A New York native, Wilstein graduated from the University of Wisconsin in 1970, taking his first job at UPI the following year as a "ticker boy," who followed the old-time ticker machines for scores, statistics and other results. He later wrote a variety of sports pieces for UPI until 1978, among them one of the first interviews with a young tennis phenom named Jimmy Connors.

After joining AP in 1982 based in San Francisco, he stayed with the news organization in several sports capacities until last year. During some two decades, stories ranged from seven Olympic games to baseball to major tennis events.

But the story for which he has always been known is the discovery that McGwire was on andro. As many sports fans know, Wilstein stumbled upon the infamous bottle of pills while following McGwire around in the summer of 1998. He said the find occurred as he waited by the former All Star's locker in St. Louis after a game and noted the items on his top shelf.

Later, when he found out that the substance, which boosts testosterone and helps increase muscle, was banned by the NFL, NCAA, and International Olympic Committee, he wrote a now famous story about it. Although McGwire admitted taking the supplement and it had not been banned by baseball at the time, Wilstein's story caused a stir because it marked the first time that a major player had been found to have improved his abilities through a questionable outside substance.

"The reporters in the business I respect were always positive and supportive," Wilstein recalled about the reaction, in between bites of a veggie sandwich and salad. "But it probably put a little pressure on other baseball writers because it tarnished the sport they loved and required them to write about something they probably did not want to write about."

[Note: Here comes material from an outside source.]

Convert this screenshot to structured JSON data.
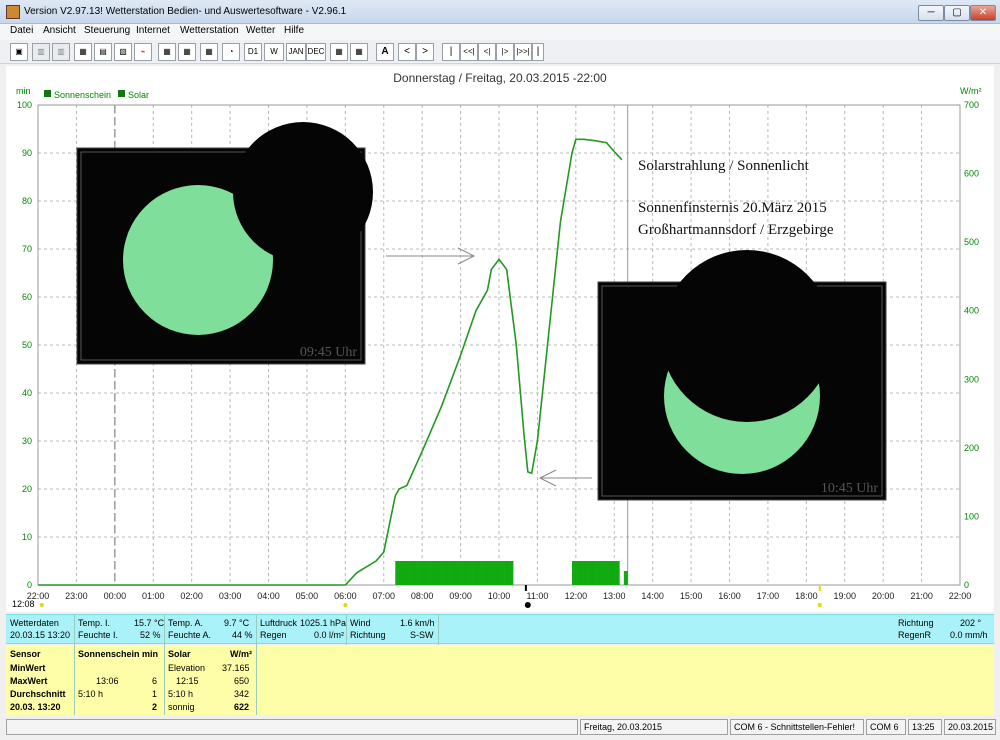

He also revealed that the McGwire scoop had not been the most important thing in his life in 1998. At about the same time the McGwire andro revelations were reported, Wilstein's first wife, Cynthia, was dying of breast cancer. Having survived a previous bout four years earlier, and undergoing a mastectomy, Wilstein says she was struck again at just about the time the baseball season was heading in to September.

"It was odd to go through her having cancer and having to be involved in this other major story,” Wilstein remembers. "We were still hopeful that she could survive." Wilstein recalls staying at the Grand Hyatt Hotel in New York in September 1998 for several days to conduct interviews on the McGwire story with dozens of news outlets.

"I was also talking to doctors in California [at the same time] who were saying she was getting worse," Wilstein said. "I left and told my editor I was probably not going to be here for the U.S. Open and could not do anymore interviews about [McGwire]"

Just days later, on Sept. 11, his wife died. He says her death made the McGwire story, which continued to draw mixed attention, almost meaningless. "People thought I was getting some charge out of breaking McGwire or that it was so important," he says today. "But it was not even the most important event of that week."

Major League Baseball eventually banned the substance, while McGwire's reputation was further damaged last year when he failed to credibly answer questions during congressional hearings about his possible steroid use.

Living outside of Seattle, Wash. with his second wife, Christine, who has three children of her own, Wilstein now has an expanded family of four children with his daughter, Tara, from his first marriage included.

He says he visits his father in New York about every four to six weeks for several days. Wednesday found them at Coney Island celebrating dad's birthday. "It has been hard to watch him in his decline," Wilstein admits. "It is hard for him and us." Wilstein says he has not given up sportswriting completely, noting he has a piece in Hemispheres Magazine about the IMG sports academies in Florida.

But he stresses that being retired allows him to give more time to his father. "I am talking to him every day and I have spent more time talking to him in the past year than in the previous 20 years," said Wilstein. "You realize the importance of each day more. The significance of what is important and what isn’t important."